Eee tamam,hepimize geliyor böyle mesajlar dediğinizi duyar gibiyim.. Haklısınız ama bu mesajdan 4 dakika sonra gelen şu mesaja bakınız..

"LÜTFEN BANA BİR ŞANS VER FUNDA LÜTFEN BUKADAR KİMSEYE KARŞI ISRARCI OLMADIM AMA SANA KARŞI BİLMİYORUM RESİMLERİNE BAKTIKÇA SANA KARŞI İÇİMDE BİRŞEYLER OLUŞTU.LÜTFEN BANA BİR ŞANVER VE BENİ ARA YADA ÇAĞRI AT SANA AŞIK OLDUM,SENDEN BAŞKA HİÇKİMSEYİ GÖZÜM GÖRMÜYOR.SENİ SONSUZA KADAR BEKLERİM FUNDA,ADIN DA ÇOK HOŞ,GÜLÜŞÜN İÇİN DÜNYALARI VERİRİM 0541637**** "

Artık aynı anda kaç kişiye mesaj atıyorsa,hatlar karışmış.Herkese de aynı şeyi söylüyor abimiz pek yaratıcı değil.."Gülüşün için dünyaları veririm,Adın çok hoş" Telefonu bende mevcut.bu koşullarda bir erkek arkadaş arayanınız varsa maille ulaşın,tam adını ve telefonunu sizinle paylaşabilirim.maksat herkes hayatının aşkını bulsun :)

Ezel..

Amannn.. İzliyorum lan,dizi izliyorum.Neysem neyim,gözümü kırpmadan izliyorum hatta.O soğuk nevale Cansu Dere bile gözüme hoş geliyor.Kenan İmirzalıoğlu için,vakti zamanında çoook kafa yapmışlığım var.Bir de ben öyle heybetli adamı sevmem,kusursuz fizik falan gıcık olurum,mükemmelim hallerine.Ama dizide çok hoş,bir de salak kadınların ben dahil,hüzünlü adam çekiciliğine takıntısı var malum.. Adam hüzünlü ama sempatik,yakışıklı ama sakin ne bileyim,hoş valla,kendisini buradan birkaç kız arkadaşımla birlikte öpüyoruz,arada mıncıranlarda var :)

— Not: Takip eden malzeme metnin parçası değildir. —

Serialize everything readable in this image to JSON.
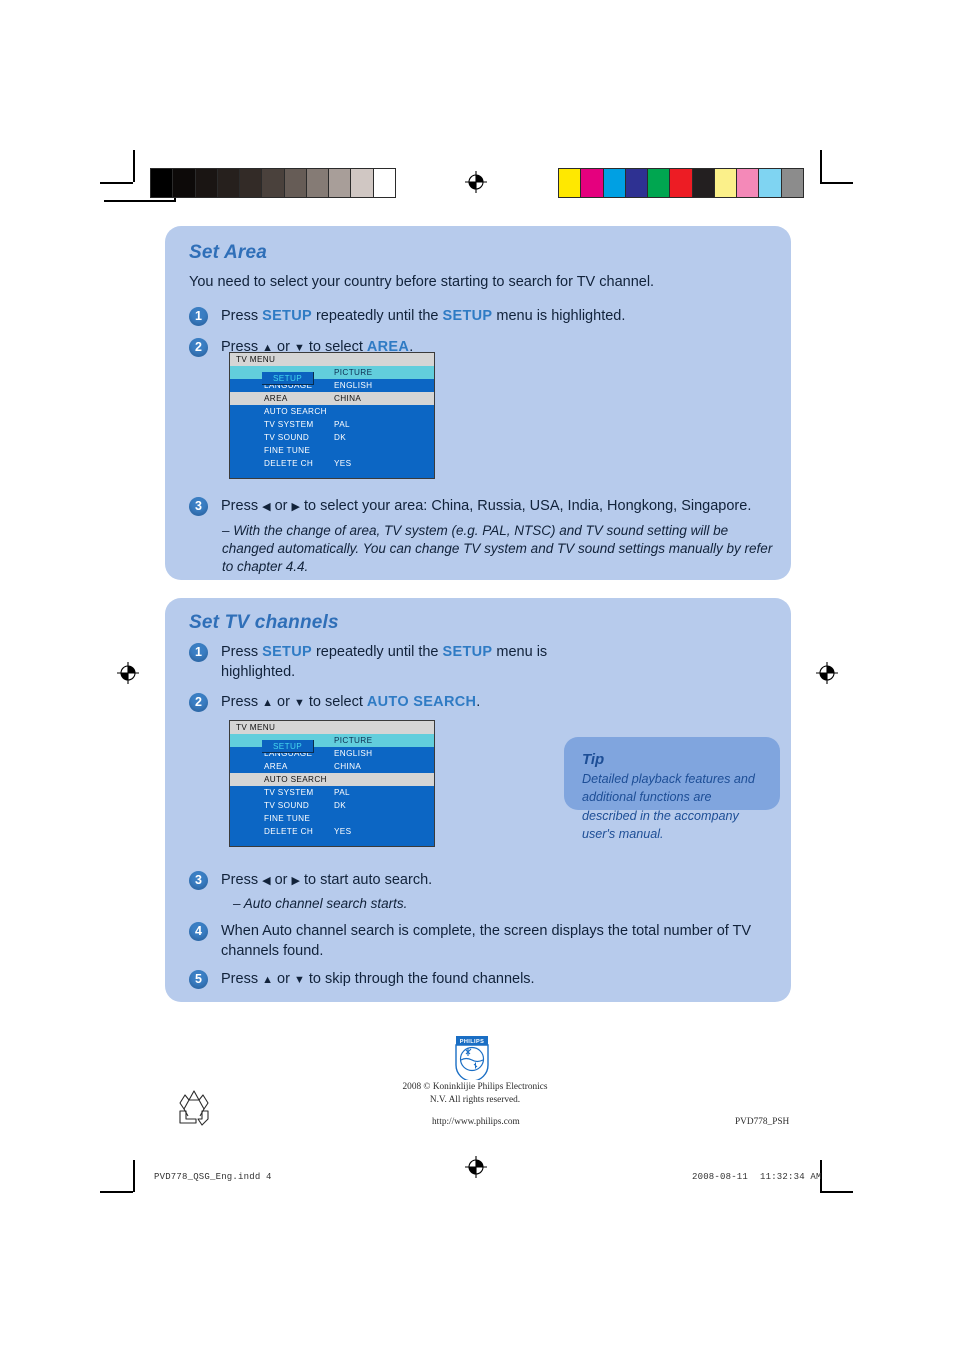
{
  "document": {
    "language": "English"
  },
  "colorbars": {
    "grayscale_label": "grayscale-calibration-bar",
    "grayscale": [
      "#000000",
      "#0d0a09",
      "#1a1513",
      "#26201d",
      "#332b27",
      "#4a413c",
      "#665c56",
      "#857b75",
      "#a89e99",
      "#d0c7c3",
      "#ffffff"
    ],
    "process_label": "process-color-calibration-bar",
    "process": [
      "#ffe800",
      "#e5007e",
      "#00a0e3",
      "#2e3192",
      "#00a650",
      "#ed1c24",
      "#231f20",
      "#fbf08a",
      "#f489b8",
      "#7fd4f2",
      "#8c8c8c"
    ]
  },
  "sections": [
    {
      "id": "set-area",
      "title": "Set Area",
      "intro": "You need to select your country before starting to search for TV channel.",
      "steps": [
        {
          "number": "1",
          "parts": [
            {
              "t": "Press ",
              "k": false
            },
            {
              "t": "SETUP",
              "k": true
            },
            {
              "t": " repeatedly until the ",
              "k": false
            },
            {
              "t": "SETUP",
              "k": true
            },
            {
              "t": " menu is highlighted.",
              "k": false
            }
          ]
        },
        {
          "number": "2",
          "parts": [
            {
              "t": "Press ",
              "k": false
            },
            {
              "t": "▲",
              "k": false
            },
            {
              "t": " or ",
              "k": false
            },
            {
              "t": "▼",
              "k": false
            },
            {
              "t": " to select ",
              "k": false
            },
            {
              "t": "AREA",
              "k": true
            },
            {
              "t": ".",
              "k": false
            }
          ]
        },
        {
          "number": "3",
          "parts": [
            {
              "t": "Press ",
              "k": false
            },
            {
              "t": "◀",
              "k": false
            },
            {
              "t": " or ",
              "k": false
            },
            {
              "t": "▶",
              "k": false
            },
            {
              "t": " to select your area: China, Russia, USA, India, Hongkong, Singapore.",
              "k": false
            }
          ],
          "note": "– With the change of area, TV system (e.g. PAL, NTSC) and TV sound setting will be changed automatically. You can change TV system and TV sound settings manually by refer to chapter 4.4."
        }
      ]
    },
    {
      "id": "set-tv-channels",
      "title": "Set TV channels",
      "steps": [
        {
          "number": "1",
          "parts": [
            {
              "t": "Press ",
              "k": false
            },
            {
              "t": "SETUP",
              "k": true
            },
            {
              "t": " repeatedly until the ",
              "k": false
            },
            {
              "t": "SETUP",
              "k": true
            },
            {
              "t": " menu is highlighted.",
              "k": false
            }
          ]
        },
        {
          "number": "2",
          "parts": [
            {
              "t": "Press ",
              "k": false
            },
            {
              "t": "▲",
              "k": false
            },
            {
              "t": " or ",
              "k": false
            },
            {
              "t": "▼",
              "k": false
            },
            {
              "t": " to select ",
              "k": false
            },
            {
              "t": "AUTO SEARCH",
              "k": true
            },
            {
              "t": ".",
              "k": false
            }
          ]
        },
        {
          "number": "3",
          "parts": [
            {
              "t": "Press ",
              "k": false
            },
            {
              "t": "◀",
              "k": false
            },
            {
              "t": " or ",
              "k": false
            },
            {
              "t": "▶",
              "k": false
            },
            {
              "t": " to start auto search.",
              "k": false
            }
          ],
          "note": "– Auto channel search starts."
        },
        {
          "number": "4",
          "parts": [
            {
              "t": "When Auto channel search is complete, the screen displays the total number of TV channels found.",
              "k": false
            }
          ]
        },
        {
          "number": "5",
          "parts": [
            {
              "t": "Press ",
              "k": false
            },
            {
              "t": "▲",
              "k": false
            },
            {
              "t": " or ",
              "k": false
            },
            {
              "t": "▼",
              "k": false
            },
            {
              "t": " to skip through the found channels.",
              "k": false
            }
          ]
        }
      ]
    }
  ],
  "tv_menu": {
    "header": "TV MENU",
    "setup_tab": "SETUP",
    "rows": [
      {
        "label": "SETUP",
        "value": "PICTURE",
        "style": "setup"
      },
      {
        "label": "LANGUAGE",
        "value": "ENGLISH",
        "style": "normal"
      },
      {
        "label": "AREA",
        "value": "CHINA",
        "style": "normal"
      },
      {
        "label": "AUTO SEARCH",
        "value": "",
        "style": "normal"
      },
      {
        "label": "TV SYSTEM",
        "value": "PAL",
        "style": "normal"
      },
      {
        "label": "TV SOUND",
        "value": "DK",
        "style": "normal"
      },
      {
        "label": "FINE TUNE",
        "value": "",
        "style": "normal"
      },
      {
        "label": "DELETE CH",
        "value": "YES",
        "style": "normal"
      }
    ],
    "highlighted_area": "AREA",
    "highlighted_auto_search": "AUTO SEARCH"
  },
  "tip": {
    "title": "Tip",
    "body": "Detailed playback features and additional functions are described in the accompany user's manual."
  },
  "footer": {
    "logo_text": "PHILIPS",
    "copyright_line1": "2008 © Koninklijie Philips Electronics",
    "copyright_line2": "N.V.  All rights reserved.",
    "url": "http://www.philips.com",
    "model_code": "PVD778_PSH",
    "print_filename": "PVD778_QSG_Eng.indd    4",
    "print_date": "2008-08-11",
    "print_time": "11:32:34 AM"
  }
}
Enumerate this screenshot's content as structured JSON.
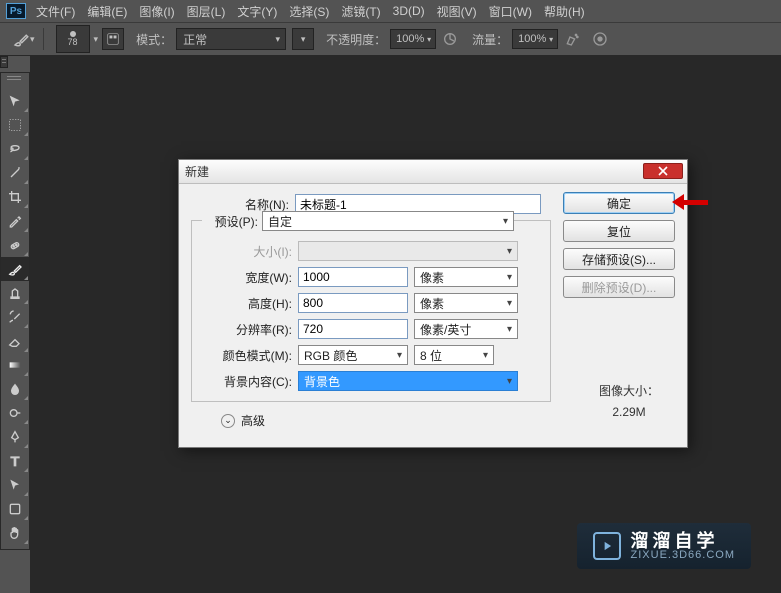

Haa diziyi anlatacaktım değil mi,bak dağılmışım.Dizi güzel,kurgu güzel,oyunculuk güzel,kadro güzel.. Kaliteli,film kıvamında,içine çekiyor,reklam girince sövmeye başlıyorsunuz öyle dalıyorsunuz yani.Kesinlikle tavsiye ederim,konusunu okuyup ığyk yine aynı hikaye demeyin,içiçe girmiş hayatlar var,detaylar var,derin ama basit.İzleyin.İzleyin lan,Kenan bile yeter :P

28 Ekim -Doğum Günü Çocuğu

Ne kadar çabuk geliyor yahu,daha geçen sene şurada ve şurada höykürüyordum değil mi? Tekrar okudum zat_ı muhterem' e uçan tekme atasım geldi,Allah'tan geçen bir yıllık süreçte biraz toparlanmış ki,bana güzel bir kutlama hediye etti.Üstüne üstlük bugün yaşadığım şehire geliyor ve onun memleketine gidiyoruz(fethiye),kısa bir tatil yapacağız.Güzel bir sene olacak hissediyorum,geçen seneki hislerimden eser yok,mutluyum ama daha yaşlıyım..Hayata dair birkaç adım atmanın rahatlığı var. Allah'ım her sene aynı gün yağmur yağmak zorunda mı? Henüz bir bereketini görmedim ama puslu ve basık hava yüzünden bütüngün başağrısı ile geçti.Şöyle mayıs'ta doğsaydım mesela..Kuşlar ötüyor,havada aşk var,güneş yüzünü göstermiş..Yook o zaman akrep olamazdım,Allah korusun :)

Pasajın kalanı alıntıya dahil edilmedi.